What we need is a different language, a language that expresses precise, rigorous thoughts clearly and simply. I offer for your consideration a computer language, any computer language. Computer languages are ideal tools for disciplined thinking, for they are so emphatically narrow-minded. Every word in a computer language means exactly one thing and only one thing. Words are put together to form commands according to a simple set of rules for which there are no exceptions and no variations. Computer languages are utterly useless for the general-purpose work that human languages must handle, but they are much better-suited for the special task of rigorous thinking.
Consider, for example, the expression of one of the fundamental laws of physics, Newton’s law of gravitation. In English, the law looks like this:
The gravitational force between two point masses is directly proportional to the product of their masses and inversely proportional to the square of the distance between them.
Sounds pretty imposing, doesn’t it? You probably have to read it a few times to figure out what it’s saying, don’t you? Since you can’t understand this mouthful, you must be dumb, right?
Not necessarily. Consider now the way we would say the same thing in a computer language:
force = gravitationalConstant * mass1 * mass2 / separation**2
Now, if you can’t read computerese, this might look just as bad as the upper statement. But I’ll ask you to use your imagination for a moment. If you were equally unfamiliar with English and computerese, and I presented you with both statements, which do you think would be easier to learn: the long unwieldy one or the short simple one?
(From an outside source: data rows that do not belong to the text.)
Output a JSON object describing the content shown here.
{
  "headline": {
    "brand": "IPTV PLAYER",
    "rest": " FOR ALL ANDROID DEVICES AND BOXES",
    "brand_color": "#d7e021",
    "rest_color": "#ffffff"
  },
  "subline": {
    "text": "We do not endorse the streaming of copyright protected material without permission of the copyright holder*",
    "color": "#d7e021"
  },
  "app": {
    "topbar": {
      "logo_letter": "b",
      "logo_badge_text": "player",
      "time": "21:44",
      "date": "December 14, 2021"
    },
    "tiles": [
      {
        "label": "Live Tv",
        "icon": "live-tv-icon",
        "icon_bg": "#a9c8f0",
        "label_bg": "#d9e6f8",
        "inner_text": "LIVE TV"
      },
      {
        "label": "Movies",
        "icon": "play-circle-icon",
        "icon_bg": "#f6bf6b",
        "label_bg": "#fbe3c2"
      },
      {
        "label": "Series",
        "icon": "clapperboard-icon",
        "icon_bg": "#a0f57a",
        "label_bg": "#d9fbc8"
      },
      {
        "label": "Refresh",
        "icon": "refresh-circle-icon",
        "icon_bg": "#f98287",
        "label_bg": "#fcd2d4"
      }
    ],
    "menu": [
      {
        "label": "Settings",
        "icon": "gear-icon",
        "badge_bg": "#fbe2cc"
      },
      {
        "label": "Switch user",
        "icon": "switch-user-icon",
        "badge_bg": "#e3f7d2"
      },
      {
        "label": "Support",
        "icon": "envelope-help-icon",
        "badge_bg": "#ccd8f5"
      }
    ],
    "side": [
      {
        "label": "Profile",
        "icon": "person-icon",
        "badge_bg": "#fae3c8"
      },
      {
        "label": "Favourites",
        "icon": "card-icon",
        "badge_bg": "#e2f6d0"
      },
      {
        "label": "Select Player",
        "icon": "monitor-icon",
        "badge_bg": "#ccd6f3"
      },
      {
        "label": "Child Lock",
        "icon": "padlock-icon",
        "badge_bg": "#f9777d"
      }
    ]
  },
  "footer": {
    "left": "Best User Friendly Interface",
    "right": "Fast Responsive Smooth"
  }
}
A language is a vehicle for exploring intellectual territory. English is like a dune buggy; it’s tough, it’s resilient, and it can cover a lot of territory. But a computer language is like a boat; it can take you to places you never dreamed existed. You’ll find your initial attempts at learning slow and tedious. After all, any language, human or computer, is frustrating to learn at first. But once you get rolling, you’ll experience an exhilarating sense of discovery as you chart new mental territory and think with a clarity and precision you had never thought was within your reach. You should learn to program, and do it now, for ultimately learning to program will do more for you than all the computer games and spreadsheets and word processors in the world. It will make you a better thinker.